尉迟墨不知道自己在病房门外等了多长时间。
他等得有点着急,根本就在走廊上坐不住,想要抽烟,却有想起这里是医院,便又将烟放下,来回走动不知道多少次了,可门口站着的那两个军人一直保持着一动不动的姿势。
守在这里,还持枪,不知道的还以为里面是有多么大的人物。
就在尉迟墨狠狠踹了一脚走廊上椅子后,病房门终于打开,可出来的却不是尉迟司礼,而是一个陌生的男人。
他朝着尉迟墨说道:“别等了,他谁也不见。”
“不见我也行,你将这个给他,我在这里等你。”
尉迟墨将从顾念手里抢回来的玉佩递给眼前的男人。
叶谦修一眼就看出来了这是尉迟司礼从小佩戴的玉佩,他眉头一皱,还是将玉佩接了过来,从病房里进去后,不一会儿再次出来,朝着尉迟墨说道:“进来吧。”
尉迟墨进去病房后,就见尉迟司礼背对着他,怀里抱着一个小女孩,而病床上的小男孩脸色苍白带着呼吸罩。
当年,顾念怀的也是龙凤胎,只不过流产了。
即便是生下来,孩子也养不过。
尉迟墨心里稍稍放松了一点,即便顾念手里的玉佩是尉迟家其他男人的,也不一定是尉迟司礼的。
毕竟这个男人可是常年不回家,顾念又怎么可能认识尉迟司礼,尉迟墨在心里如此安慰自己。
“什么事?”尉迟墨的嗓音很低,有种不怒而威的气场。
“玉佩。
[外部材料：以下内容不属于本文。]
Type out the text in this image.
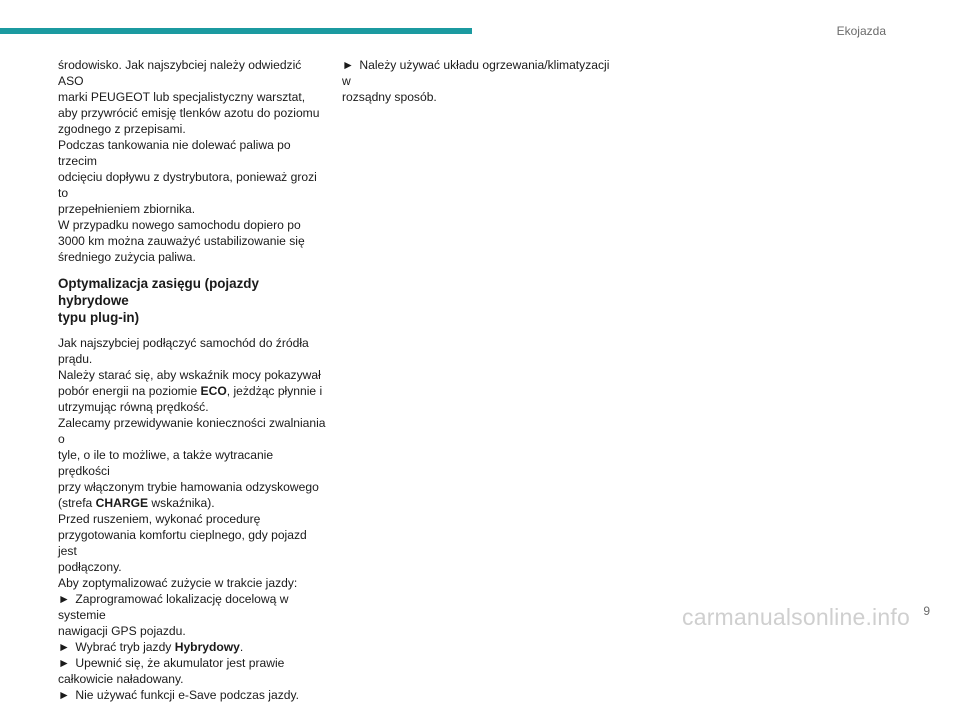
Ekojazda

środowisko. Jak najszybciej należy odwiedzić ASO
marki PEUGEOT lub specjalistyczny warsztat,
aby przywrócić emisję tlenków azotu do poziomu
zgodnego z przepisami.
Podczas tankowania nie dolewać paliwa po trzecim
odcięciu dopływu z dystrybutora, ponieważ grozi to
przepełnieniem zbiornika.
W przypadku nowego samochodu dopiero po
3000 km można zauważyć ustabilizowanie się
średniego zużycia paliwa.

Optymalizacja zasięgu (pojazdy hybrydowe
typu plug-in)

Jak najszybciej podłączyć samochód do źródła
prądu.
Należy starać się, aby wskaźnik mocy pokazywał
pobór energii na poziomie ECO, jeżdżąc płynnie i
utrzymując równą prędkość.
Zalecamy przewidywanie konieczności zwalniania o
tyle, o ile to możliwe, a także wytracanie prędkości
przy włączonym trybie hamowania odzyskowego
(strefa CHARGE wskaźnika).
Przed ruszeniem, wykonać procedurę
przygotowania komfortu cieplnego, gdy pojazd jest
podłączony.
Aby zoptymalizować zużycie w trakcie jazdy:
► Zaprogramować lokalizację docelową w systemie
nawigacji GPS pojazdu.
► Wybrać tryb jazdy Hybrydowy.
► Upewnić się, że akumulator jest prawie
całkowicie naładowany.
► Nie używać funkcji e-Save podczas jazdy.

► Należy używać układu ogrzewania/klimatyzacji w
rozsądny sposób.

carmanualsonline.info 9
”
尉迟司礼转过椅子看向尉迟墨,张开自己的掌心,从他的手中稳稳地垂落下一枚玉佩,这枚玉佩上面的红绳有些磨损,这是顾念每日佩戴出来的。
也是刚才尉迟墨让人拿进来的玉佩。
“这玉佩……”尉迟墨问得无比艰难,“是你的吗?”
尽管心里已经在安慰自己了,可他还是忍不住的问了,没有得到尉迟司礼的回答,他终究还是有些不放心。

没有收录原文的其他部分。